Muitas vezes nos encontramos relembrando momentos de nossa vida aparentemente de maneira aleatória, a partir da percepção de um sentido. Um cheiro apreendido, uma melodia ouvida, a vista de uma paisagem… É isso que ocorre com o pequeno Marcel ao provar a sua madeleine mergulhada em chá, mas que também ocorre em vários momentos em nossas vidas, em momentos muito específicos, que podem passar despercebidos sem a reflexão necessária para o entendimento daquele momento e daquela sensação causada.

Sair do hábito

Esses momentos extraordinários dificilmente ocorrem em meio a uma atividade rotineira. Para Proust, o hábito é um elemento que enfraquece a experiência. A repetição da mesma atividade, todos os dias, no mesmo horário, nos leva a agir de maneira irreflexiva. Memórias involuntárias dificilmente surgem em uma atividade subconsciente, apesar de serem suscitada de maneira inconsciente. Como uma reminiscência, ela surge de algo esquecido, conscientemente morto, o que explica o fato de Proust utilizar, em muitos momentos, a dicotomia morte-ressurreição para descrever essas memórias. As experiências plenas que a memória involuntária nos propicia são causadas precisamente pela ressurreição de afetos e sentimentos esquecidos, mortos na memória, mas que ao serem evocados, superexcitam a consciência.

O hábito nos ajuda em vários aspectos. Organização, planejamento e produtividade são alguns de seus benefícios. Mas esse mesmo hábito suprime gradualmente a percepção total da experiência vivida.

Vislumbrar a eternidade

Os acessos causados pela memória involuntária possuem um prazer completamente distinto. Um prazer arrebatador a ponto de transcender a experiência real do tempo. O trecho da madeleine é explicado e narrado pelo velho Marcel muito posteriormente ao fato ter ocorrido. A vivência e o impacto causado no momento é puramente afetivo. Apenas com a elaboração intelectual, registrada anos depois na ordem cronológica da narrativa, sobre o conteúdo daquela experiência, o autor encontra o sentido por trás do acontecido. A alegria e prazer que surgem nesse momento são derivados da sensação de eternidade evocada pela simultaneidade entre passado e presente.

Como explica Roberto Machado em suas aulas sobre Proust, as impressões sensíveis da memória involuntária fazem com que o passado permeie o presente e em um mesmo instante, se vivencie um momento fora da ordem sequencial do tempo cronológico. É uma fuga do tempo real, que ocorre unicamente em nossa consciência. Nas palavras de Proust, a memória involuntária cria algo que: “comum ao passado e ao presente, é mais essencial do que ambos.” É a experiência extratemporal — a contemplação da eternidade.
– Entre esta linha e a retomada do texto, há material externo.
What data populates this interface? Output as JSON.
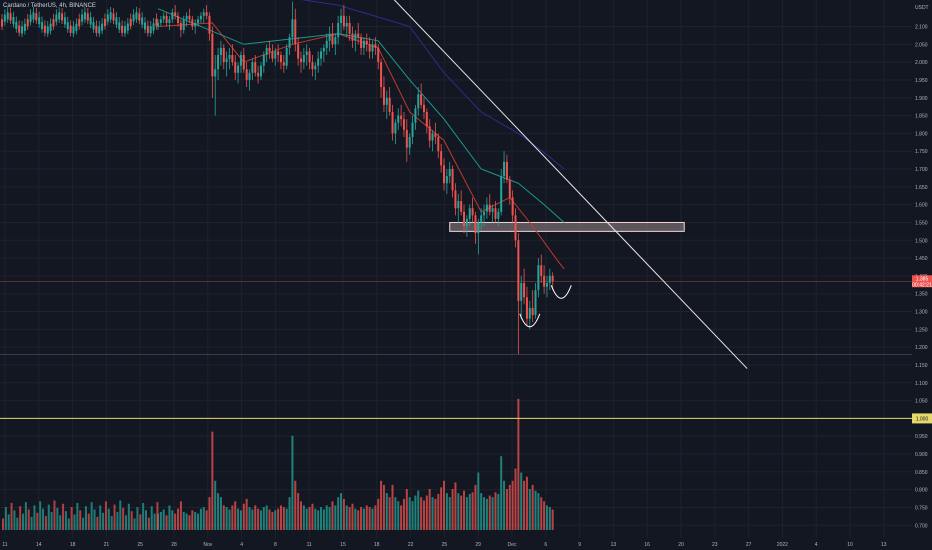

Como seres finitos, nossa relação com o tempo é ao mesmo tempo restritiva e condicional. Estamos contidos no tempo, ao mesmo tempo que ele nos restringe. A simultaneidade do tempo presente e passado em uma reminiscência proustiana nos traz uma experiência consciente completamente distinta à experiência cronológica. Ela nos tira do hábito, nos tira momentaneamente da sequência dos fatos e após a elaboração intelectual dessa experiência, nos remete a uma nova relação com o próprio tempo e com a finitude. A busca pelo tempo perdido de Proust é a nossa busca por tempos totalmente vividos.